Thanks for the reply. I tried using --data_first_slice but it didn't have an effect on the speed nor the duration. What I ended up doing is feeding a very long audio file of x dataset (similar to the drums) instead of preprocessing it in chunks beforehand. This worked perfectly in terms of speeding up the process (similar scenario to the piano dataset).

-Sara

chrisdonahue commented 5 years ago

@polisen If you find the length insufficient, you could increase the size of the model outputs with --data_slice_len=32768 or --data_slice_len=65536. This would result in ~2 and ~4 second samples respectively, although greatly increase the size of the model and training time. I would recommend still using --data_first_slice even if you change the model size.
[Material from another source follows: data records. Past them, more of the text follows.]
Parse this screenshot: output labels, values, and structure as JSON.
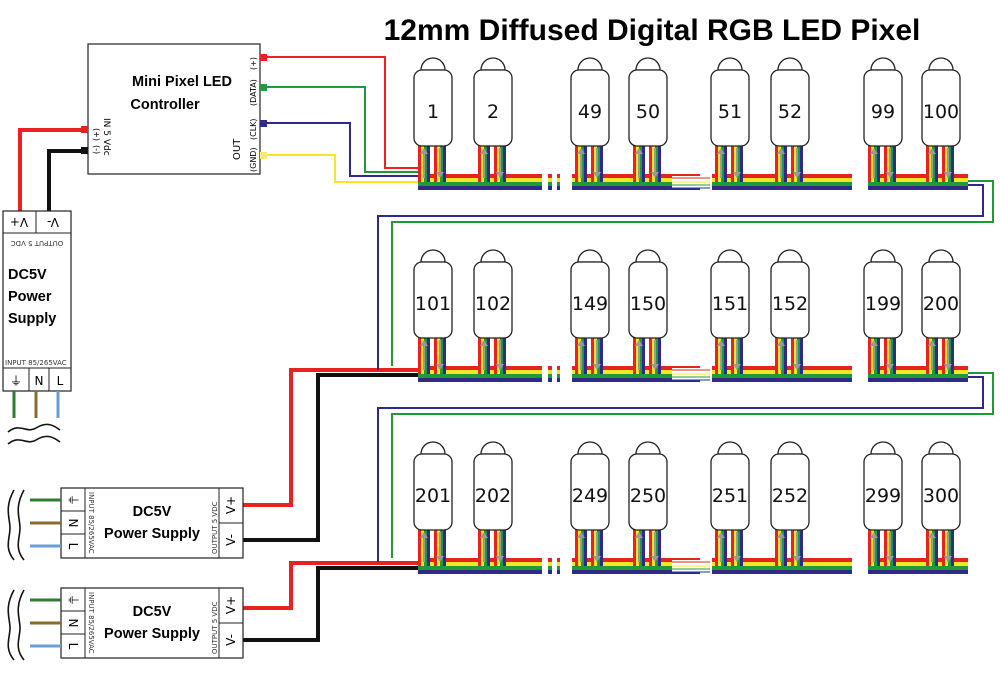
{
  "title": "12mm Diffused Digital RGB LED Pixel",
  "controller": {
    "name_line1": "Mini Pixel LED",
    "name_line2": "Controller",
    "input_label": "IN 5 Vdc",
    "input_pins": [
      "(+)",
      "(-)"
    ],
    "output_label": "OUT",
    "output_pins": [
      "(+)",
      "(DATA)",
      "(CLK)",
      "(GND)"
    ]
  },
  "power_supplies": [
    {
      "id": "ps-top",
      "line1": "DC5V",
      "line2": "Power",
      "line3": "Supply",
      "output_label": "OUTPUT 5 VDC",
      "input_label": "INPUT 85/265VAC",
      "output_terminals": [
        "V+",
        "V-"
      ],
      "input_terminals": [
        "⏚",
        "N",
        "L"
      ]
    },
    {
      "id": "ps-mid",
      "line1": "DC5V",
      "line2": "Power Supply",
      "output_label": "OUTPUT 5 VDC",
      "input_label": "INPUT 85/265VAC",
      "output_terminals": [
        "V+",
        "V-"
      ],
      "input_terminals": [
        "⏚",
        "N",
        "L"
      ]
    },
    {
      "id": "ps-bot",
      "line1": "DC5V",
      "line2": "Power Supply",
      "output_label": "OUTPUT 5 VDC",
      "input_label": "INPUT 85/265VAC",
      "output_terminals": [
        "V+",
        "V-"
      ],
      "input_terminals": [
        "⏚",
        "N",
        "L"
      ]
    }
  ],
  "led_rows": [
    [
      "1",
      "2",
      "49",
      "50",
      "51",
      "52",
      "99",
      "100"
    ],
    [
      "101",
      "102",
      "149",
      "150",
      "151",
      "152",
      "199",
      "200"
    ],
    [
      "201",
      "202",
      "249",
      "250",
      "251",
      "252",
      "299",
      "300"
    ]
  ],
  "wire_colors": {
    "power_pos": "#e8231f",
    "data": "#1e9a3a",
    "clock": "#2e2a8a",
    "ground": "#f7e628",
    "black": "#111111",
    "earth": "#2f7d32",
    "neutral": "#8b6a2a",
    "live": "#6a9fd4",
    "arrow": "#9a9a9a"
  },
  "icons": [
    "ac-mains-icon",
    "earth-ground-icon",
    "data-direction-arrow-icon"
  ]
}
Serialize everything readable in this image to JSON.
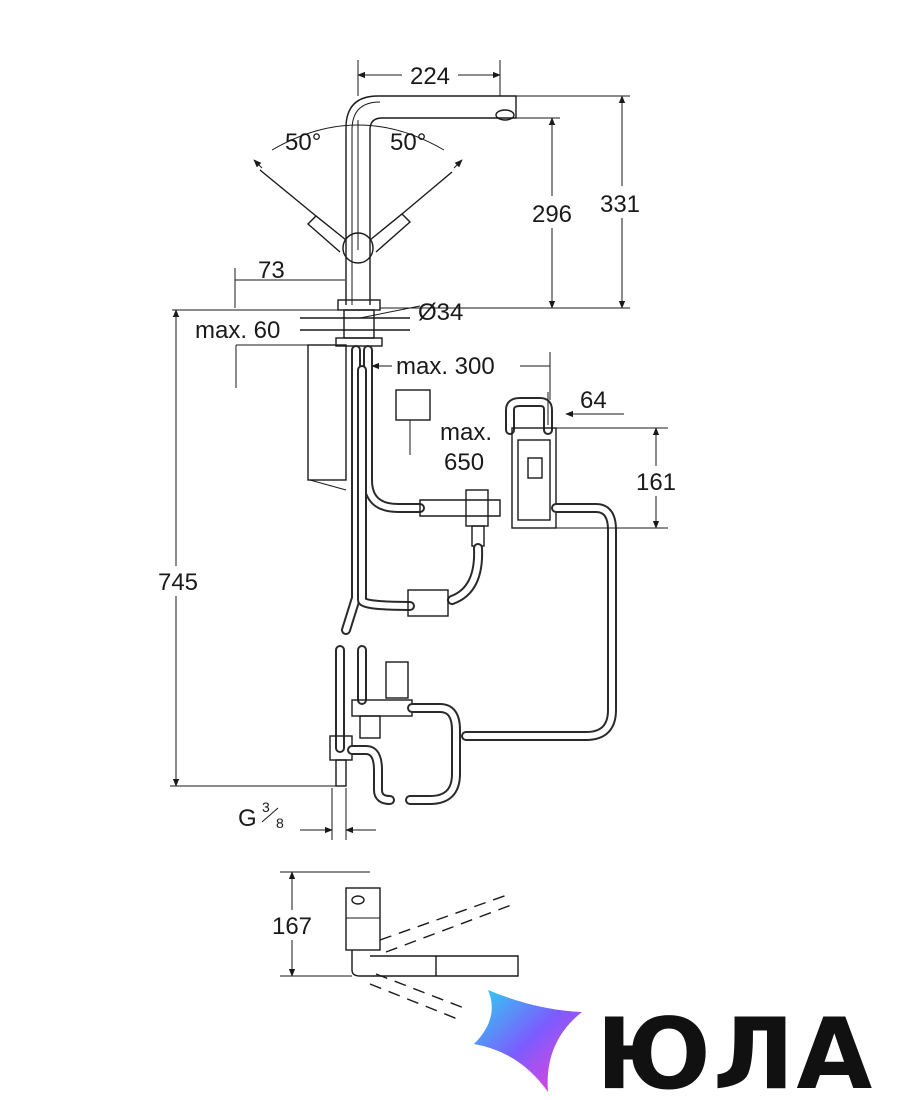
{
  "dimensions": {
    "reach": "224",
    "angle_left": "50°",
    "angle_right": "50°",
    "spout_height": "296",
    "total_height": "331",
    "lever_offset": "73",
    "deck_max": "max. 60",
    "hole_diameter": "Ø34",
    "hose_max": "max. 300",
    "box_depth": "64",
    "box_max_label": "max.",
    "box_max_value": "650",
    "box_height": "161",
    "under_height": "745",
    "thread": "G",
    "thread_num": "3",
    "thread_den": "8",
    "side_height": "167"
  },
  "logo": {
    "text": "ЮЛА",
    "colors": [
      "#2ad4f0",
      "#7b5cff",
      "#ff3dd0"
    ]
  }
}
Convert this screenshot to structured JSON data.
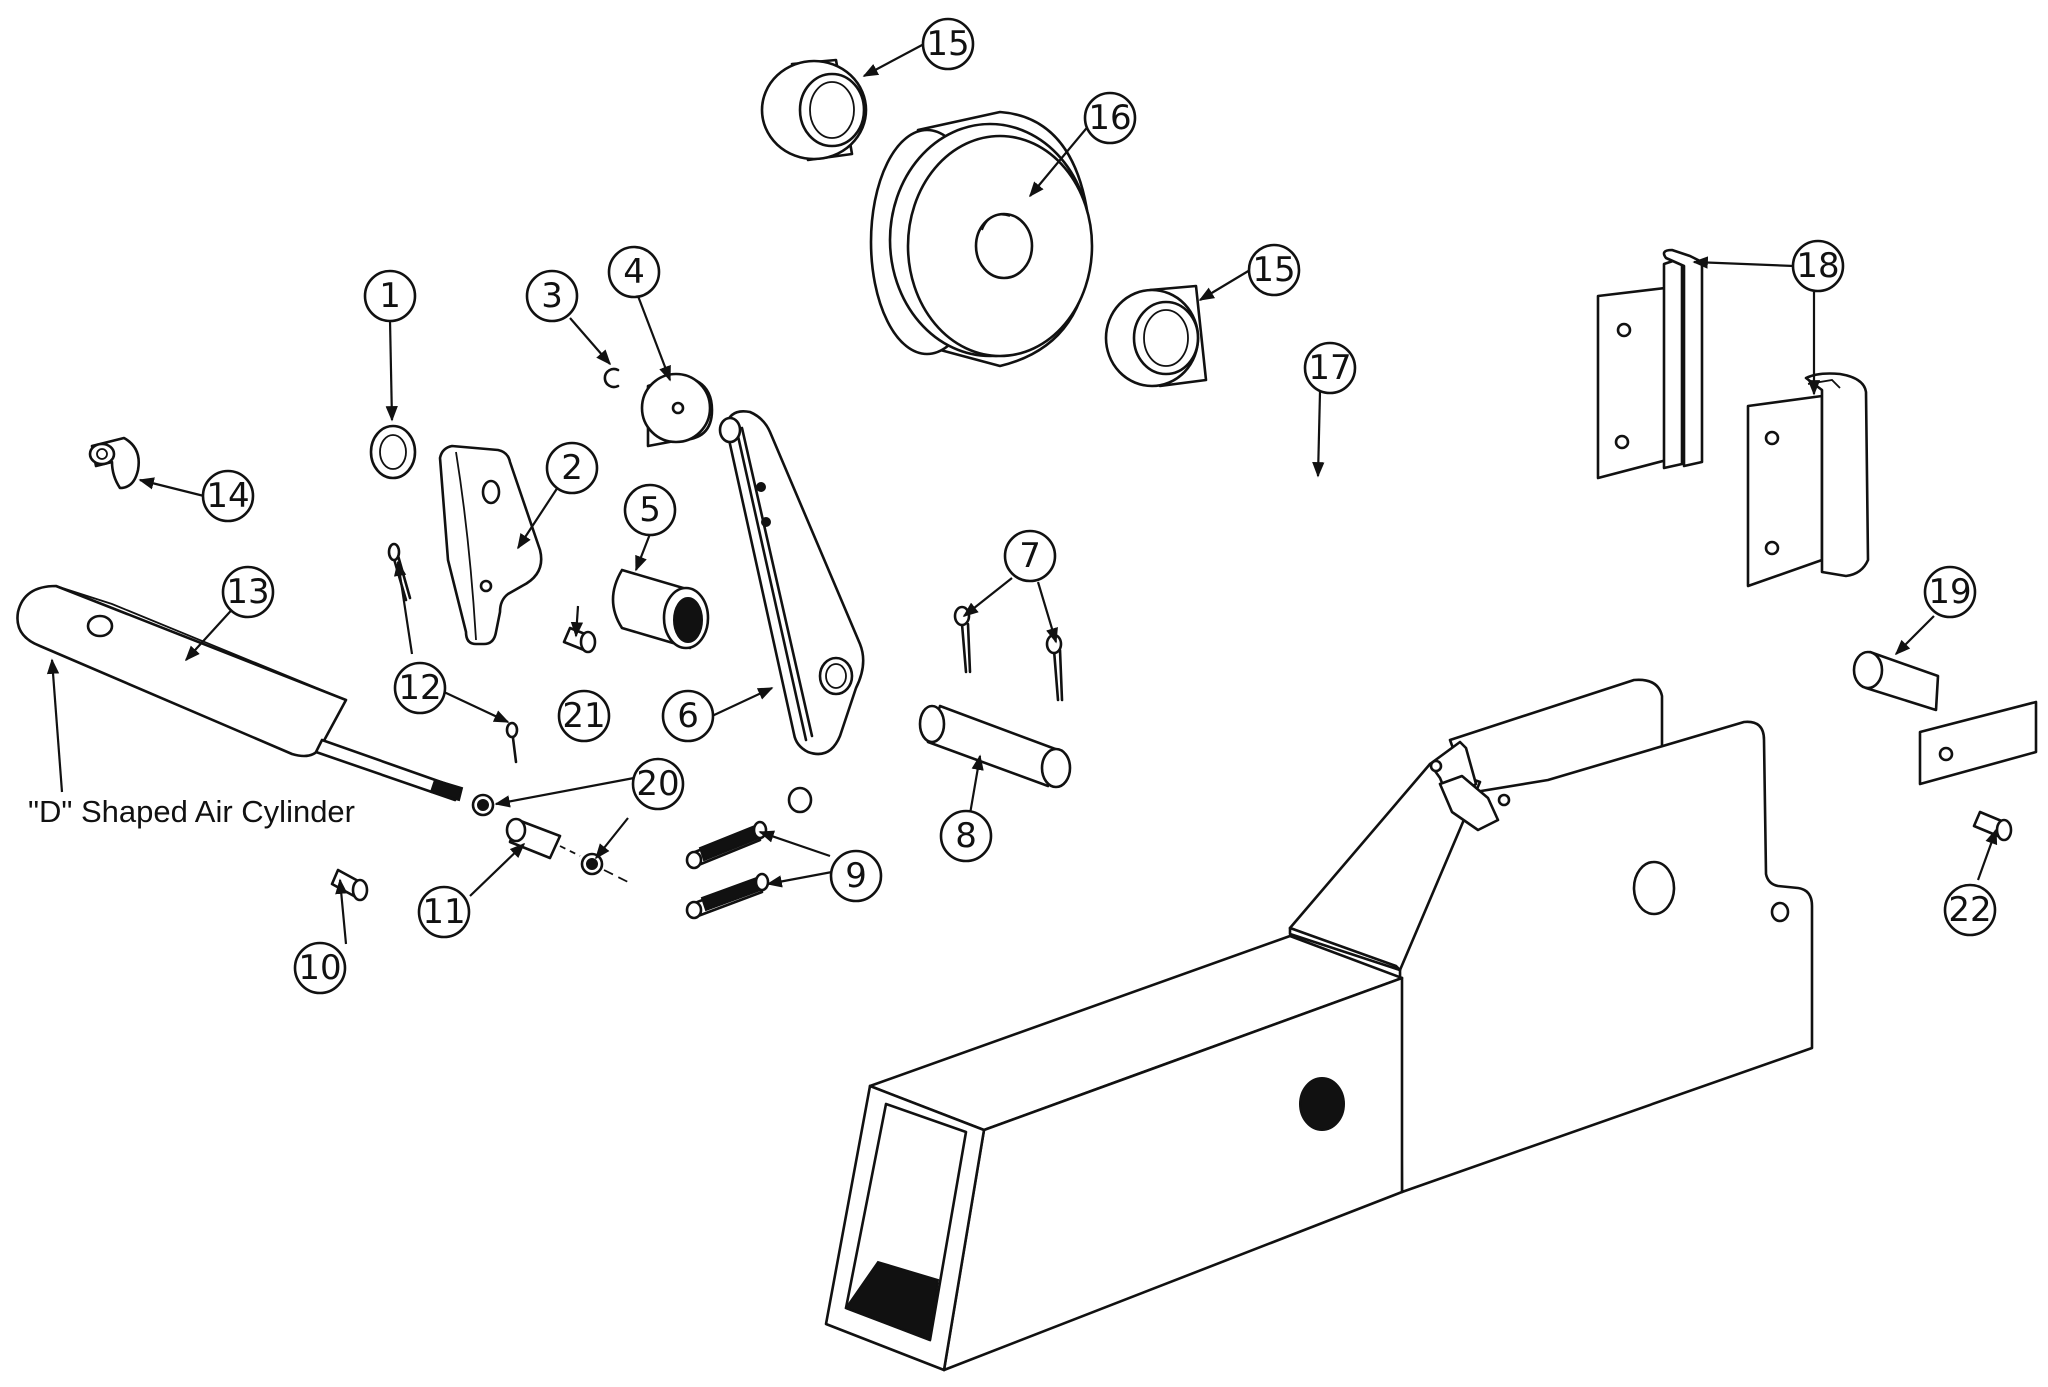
{
  "callouts": [
    {
      "num": "1"
    },
    {
      "num": "2"
    },
    {
      "num": "3"
    },
    {
      "num": "4"
    },
    {
      "num": "5"
    },
    {
      "num": "6"
    },
    {
      "num": "7"
    },
    {
      "num": "8"
    },
    {
      "num": "9"
    },
    {
      "num": "10"
    },
    {
      "num": "11"
    },
    {
      "num": "12"
    },
    {
      "num": "13"
    },
    {
      "num": "14"
    },
    {
      "num": "15"
    },
    {
      "num": "15"
    },
    {
      "num": "16"
    },
    {
      "num": "17"
    },
    {
      "num": "18"
    },
    {
      "num": "19"
    },
    {
      "num": "20"
    },
    {
      "num": "21"
    },
    {
      "num": "22"
    }
  ],
  "annotation": "\"D\" Shaped Air Cylinder"
}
@saraalemadi Glad to hear that you resolved it. Not sure why --data_first_slice wasn't working. If your audio samples are shorter than the training window (i.e. less than 16384 samples), you also need to use --data_pad_end along with --data_first_slice. The problem with the approach you mentioned is that the model might be seeing snippets of two drum sounds in a single training example, though this might not be a problem in practice.

seimipark commented 5 years ago

Hi @chrisdonahue,

Approximately how long should it take to train on the provided piano dataset? Thanks!

-Seimi

chrisdonahue commented 5 years ago

@seimipark It should start producing pretty reasonable results after only 10k steps (a few hours on GPU). The model we trained in the paper was trained for 200k steps, which took a little over 2 days.